Infection-induced type I interferons critically modulate the homeostasis and function of CD8+ naïve T cells.

Naïve T (Tn) cells require two homeostatic signals for long-term survival: tonic T cell receptor:self-peptide-MHC contact and IL-7 stimulation. However, how microbial exposure impacts Tn homeostasis is still unclear. Here we show that infections can lead to the expansion of a subpopulation of long-lived, Ly6C+ CD8+ Tn cells with accelerated effector function. Mechanistically, mono-infection with West Nile virus transiently, and polymicrobial exposure persistently, enhances Ly6C expression selectively on CD5hiCD8+ cells, which in the case of polyinfection translates into a numerical CD8+ Tn cell increase in the lymph nodes.
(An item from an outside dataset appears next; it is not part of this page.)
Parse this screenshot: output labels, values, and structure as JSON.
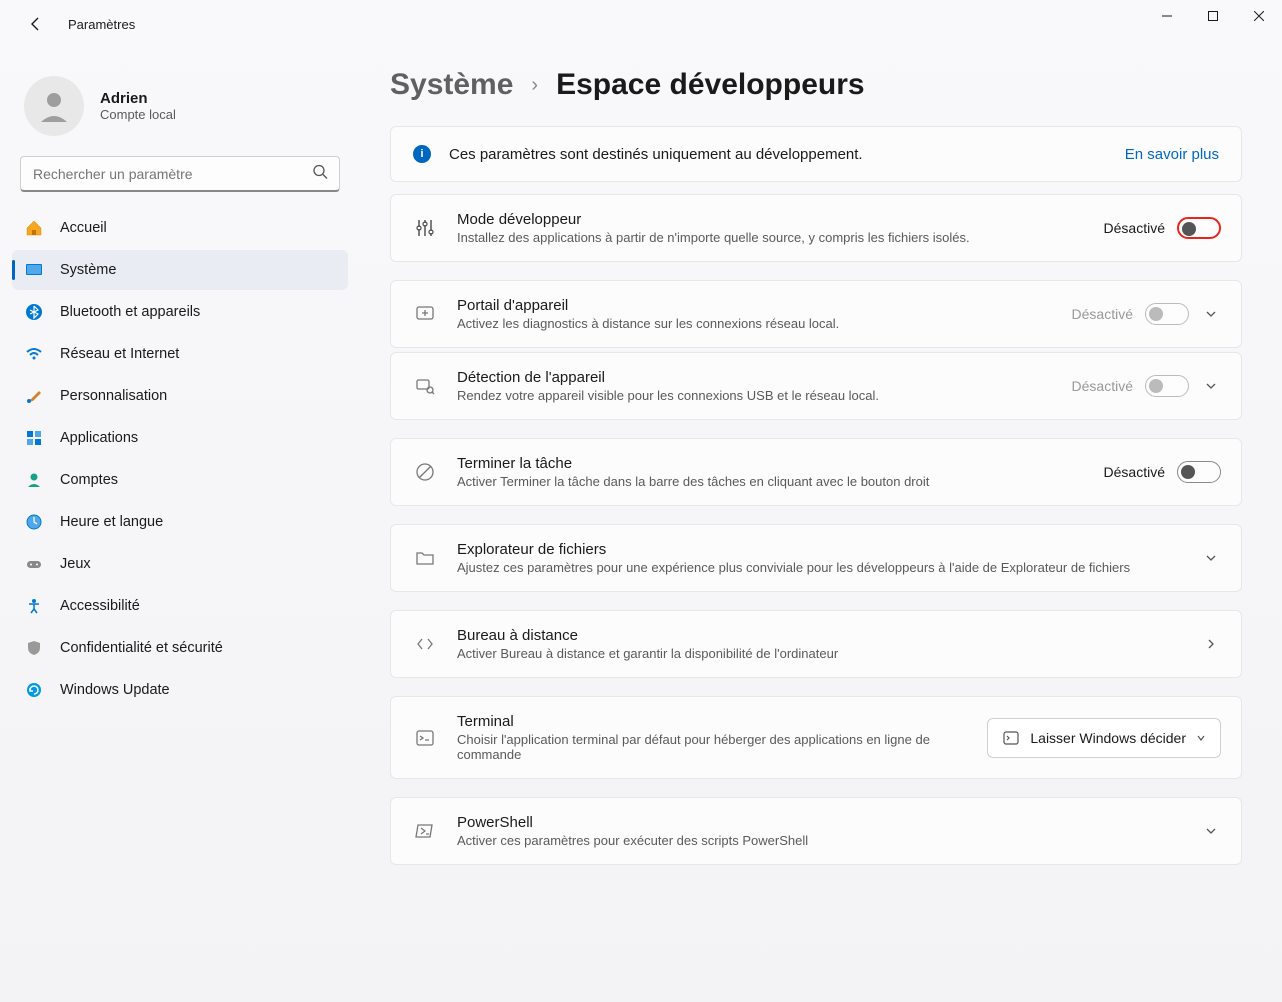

This conversion and expansion of Ly6C+ Tn cells depends on IFN-I, which upregulates MHC class I expression and enhances tonic TCR signaling in differentiating Tn cells. Moreover, for Ly6C+CD8+ Tn cells, IFN-I-mediated signals optimize their homing to secondary sites, extend their lifespan, and enhance their effector differentiation and antibacterial function, particularly for low-affinity clones. Our results thus uncover significant regulation of Tn homeostasis and function via infection-driven IFN-I, with potential implications for immunotherapy.